The United Nations General Assembly on Tuesday adopted a resolution declaring Israel’s continued occupation and de facto annexation of the Syrian Golan Heights “illegal” and demanding its withdrawal to the June 4, 1967 line.
The draft resolution, authored by Egypt, passed with 123 votes in favor, seven against, and 41 abstentions.
The resolution reaffirms that Israel’s 1981 decision to impose its “laws, jurisdiction, and administration” on the occupied Syrian Golan is “null and void and has no validity whatsoever.”
It “demands once more that Israel withdraw from all the occupied Syrian Golan to the line of June 4, 1967” in accordance with relevant Security Council resolutions.
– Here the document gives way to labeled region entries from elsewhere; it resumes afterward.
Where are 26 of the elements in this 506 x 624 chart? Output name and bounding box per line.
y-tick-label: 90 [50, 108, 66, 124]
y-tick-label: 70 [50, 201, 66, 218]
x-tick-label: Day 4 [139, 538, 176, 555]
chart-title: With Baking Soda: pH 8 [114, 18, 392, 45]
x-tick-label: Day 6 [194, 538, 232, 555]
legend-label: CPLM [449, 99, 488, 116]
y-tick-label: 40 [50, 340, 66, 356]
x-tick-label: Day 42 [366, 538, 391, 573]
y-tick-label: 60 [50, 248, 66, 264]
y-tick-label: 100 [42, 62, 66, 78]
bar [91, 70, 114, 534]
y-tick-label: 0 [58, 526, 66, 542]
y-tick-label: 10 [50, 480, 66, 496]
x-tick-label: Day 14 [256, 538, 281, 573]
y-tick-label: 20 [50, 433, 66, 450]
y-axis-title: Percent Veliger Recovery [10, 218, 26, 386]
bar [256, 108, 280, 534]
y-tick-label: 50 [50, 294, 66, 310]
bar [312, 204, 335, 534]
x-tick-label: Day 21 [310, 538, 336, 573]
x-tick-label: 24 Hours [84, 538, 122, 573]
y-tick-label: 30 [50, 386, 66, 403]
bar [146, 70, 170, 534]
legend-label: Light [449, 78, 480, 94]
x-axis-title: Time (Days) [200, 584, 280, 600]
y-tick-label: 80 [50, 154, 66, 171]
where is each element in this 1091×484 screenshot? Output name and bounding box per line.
It also asserts that the continued occupation and de facto annexation represent “a stumbling block in the way of achieving a just, comprehensive, and lasting peace in the region.”
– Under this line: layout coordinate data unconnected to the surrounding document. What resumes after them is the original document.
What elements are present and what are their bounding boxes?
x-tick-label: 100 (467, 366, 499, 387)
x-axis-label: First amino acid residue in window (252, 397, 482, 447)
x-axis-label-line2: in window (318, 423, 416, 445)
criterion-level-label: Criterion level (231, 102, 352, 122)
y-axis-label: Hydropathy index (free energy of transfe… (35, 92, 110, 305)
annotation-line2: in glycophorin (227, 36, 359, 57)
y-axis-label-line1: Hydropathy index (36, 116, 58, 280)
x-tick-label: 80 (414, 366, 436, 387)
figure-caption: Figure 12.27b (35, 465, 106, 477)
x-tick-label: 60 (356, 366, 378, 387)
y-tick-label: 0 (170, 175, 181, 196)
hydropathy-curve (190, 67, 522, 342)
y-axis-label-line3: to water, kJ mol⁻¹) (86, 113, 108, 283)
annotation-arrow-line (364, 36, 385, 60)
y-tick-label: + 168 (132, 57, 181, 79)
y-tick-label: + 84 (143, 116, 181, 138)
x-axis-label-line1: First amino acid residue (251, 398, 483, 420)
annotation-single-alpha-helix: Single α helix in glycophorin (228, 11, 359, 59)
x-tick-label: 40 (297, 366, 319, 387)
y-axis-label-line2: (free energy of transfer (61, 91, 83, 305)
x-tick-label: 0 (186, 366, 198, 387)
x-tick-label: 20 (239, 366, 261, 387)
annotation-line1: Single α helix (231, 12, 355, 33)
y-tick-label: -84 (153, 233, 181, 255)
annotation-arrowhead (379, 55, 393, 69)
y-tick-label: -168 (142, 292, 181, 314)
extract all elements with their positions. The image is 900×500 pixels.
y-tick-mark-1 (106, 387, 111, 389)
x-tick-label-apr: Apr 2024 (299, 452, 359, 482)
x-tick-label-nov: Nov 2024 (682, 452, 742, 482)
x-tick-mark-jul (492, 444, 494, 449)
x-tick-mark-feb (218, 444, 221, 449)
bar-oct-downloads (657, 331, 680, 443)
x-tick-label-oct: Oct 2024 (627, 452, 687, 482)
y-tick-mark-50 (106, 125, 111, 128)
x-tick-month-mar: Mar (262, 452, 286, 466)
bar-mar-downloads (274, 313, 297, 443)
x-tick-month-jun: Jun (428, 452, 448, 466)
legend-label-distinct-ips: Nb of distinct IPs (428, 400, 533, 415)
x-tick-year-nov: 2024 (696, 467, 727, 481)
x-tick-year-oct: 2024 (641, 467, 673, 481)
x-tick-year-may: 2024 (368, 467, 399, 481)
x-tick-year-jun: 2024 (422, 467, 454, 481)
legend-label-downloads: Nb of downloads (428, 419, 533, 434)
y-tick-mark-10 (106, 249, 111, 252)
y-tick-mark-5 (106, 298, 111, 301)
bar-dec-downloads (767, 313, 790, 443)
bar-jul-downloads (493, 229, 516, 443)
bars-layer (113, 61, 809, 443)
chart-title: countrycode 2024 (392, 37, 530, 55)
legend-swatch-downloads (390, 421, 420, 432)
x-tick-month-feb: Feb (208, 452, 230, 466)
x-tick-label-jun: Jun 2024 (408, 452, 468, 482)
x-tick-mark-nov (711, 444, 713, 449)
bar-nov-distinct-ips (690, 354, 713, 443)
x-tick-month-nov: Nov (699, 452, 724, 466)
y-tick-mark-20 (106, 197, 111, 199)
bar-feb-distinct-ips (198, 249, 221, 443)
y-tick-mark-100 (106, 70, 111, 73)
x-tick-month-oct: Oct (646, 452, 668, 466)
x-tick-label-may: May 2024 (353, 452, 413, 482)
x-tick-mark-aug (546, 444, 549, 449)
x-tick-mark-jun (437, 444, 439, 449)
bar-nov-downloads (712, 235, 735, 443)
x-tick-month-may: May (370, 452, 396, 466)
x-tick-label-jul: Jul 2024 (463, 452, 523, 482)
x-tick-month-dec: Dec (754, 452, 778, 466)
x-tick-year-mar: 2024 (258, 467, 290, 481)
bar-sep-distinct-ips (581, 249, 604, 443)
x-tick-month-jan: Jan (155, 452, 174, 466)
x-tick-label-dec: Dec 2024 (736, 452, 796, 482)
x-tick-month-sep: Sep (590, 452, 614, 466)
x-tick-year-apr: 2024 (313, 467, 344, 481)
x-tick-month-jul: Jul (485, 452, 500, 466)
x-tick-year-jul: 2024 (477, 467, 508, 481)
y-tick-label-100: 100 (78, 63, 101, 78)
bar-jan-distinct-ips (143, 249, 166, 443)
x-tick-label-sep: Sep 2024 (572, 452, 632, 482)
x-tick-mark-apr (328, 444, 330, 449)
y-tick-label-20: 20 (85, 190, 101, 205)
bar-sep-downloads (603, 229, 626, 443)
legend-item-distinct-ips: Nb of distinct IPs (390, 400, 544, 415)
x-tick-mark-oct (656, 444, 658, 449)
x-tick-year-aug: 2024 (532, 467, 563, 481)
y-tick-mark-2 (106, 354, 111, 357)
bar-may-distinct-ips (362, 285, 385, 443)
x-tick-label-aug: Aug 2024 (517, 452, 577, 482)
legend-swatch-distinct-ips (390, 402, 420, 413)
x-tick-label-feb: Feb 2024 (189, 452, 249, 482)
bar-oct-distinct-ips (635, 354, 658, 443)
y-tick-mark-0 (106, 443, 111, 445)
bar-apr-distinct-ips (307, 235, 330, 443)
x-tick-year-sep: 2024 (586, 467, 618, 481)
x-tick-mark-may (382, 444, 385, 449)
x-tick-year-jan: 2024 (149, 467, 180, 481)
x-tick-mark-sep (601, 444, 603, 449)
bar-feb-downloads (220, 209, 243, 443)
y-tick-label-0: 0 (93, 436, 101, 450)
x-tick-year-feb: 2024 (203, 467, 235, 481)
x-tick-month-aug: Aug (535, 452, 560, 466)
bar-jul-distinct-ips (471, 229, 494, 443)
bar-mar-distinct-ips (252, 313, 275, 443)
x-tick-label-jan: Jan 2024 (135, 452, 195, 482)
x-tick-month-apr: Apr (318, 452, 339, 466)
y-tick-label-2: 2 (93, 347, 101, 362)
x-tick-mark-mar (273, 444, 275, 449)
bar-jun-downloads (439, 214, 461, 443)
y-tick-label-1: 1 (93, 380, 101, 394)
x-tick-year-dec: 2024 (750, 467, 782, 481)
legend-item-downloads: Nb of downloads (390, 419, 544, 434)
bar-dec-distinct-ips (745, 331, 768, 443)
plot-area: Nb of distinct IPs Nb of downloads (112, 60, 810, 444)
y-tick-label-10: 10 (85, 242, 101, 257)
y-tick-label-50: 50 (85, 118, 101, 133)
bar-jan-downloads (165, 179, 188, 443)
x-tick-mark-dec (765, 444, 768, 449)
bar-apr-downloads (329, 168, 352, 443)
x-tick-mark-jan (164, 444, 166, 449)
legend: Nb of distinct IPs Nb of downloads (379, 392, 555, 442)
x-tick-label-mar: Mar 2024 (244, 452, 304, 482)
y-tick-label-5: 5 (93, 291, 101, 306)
Addressing the General Assembly before the vote, Syria’s Permanent Representative to the United Nations, Ambassador Ibrahim Olabi, said the occupied Syrian Golan is “Syrian land” and that Damascus has the full right to reclaim it from Israel.
“Our country has every right to regain this land fully, and until the June 4, 1967 lines. This is a firm law that cannot be subject to compromise or pressure and has no statute of limitations. It is guaranteed by international law and relevant United Nations resolutions,” Olabi said.
He added that Syria “will continue to exercise its legitimate right to defend its land and its people using all means necessary, as guaranteed by international law.”
“My country calls for holding accountable the Israeli occupation authorities for all the crimes, and we call for working to guarantee that they do not go with impunity,” he said, urging the U.N. to take “immediate measures” to enforce its resolutions.
Following the fall of the Bashar al-Assad regime in late 2024, Israel expanded its occupation of the Syrian Golan Heights by seizing the demilitarized buffer zone, violating the 1974 Disengagement Agreement with Syria.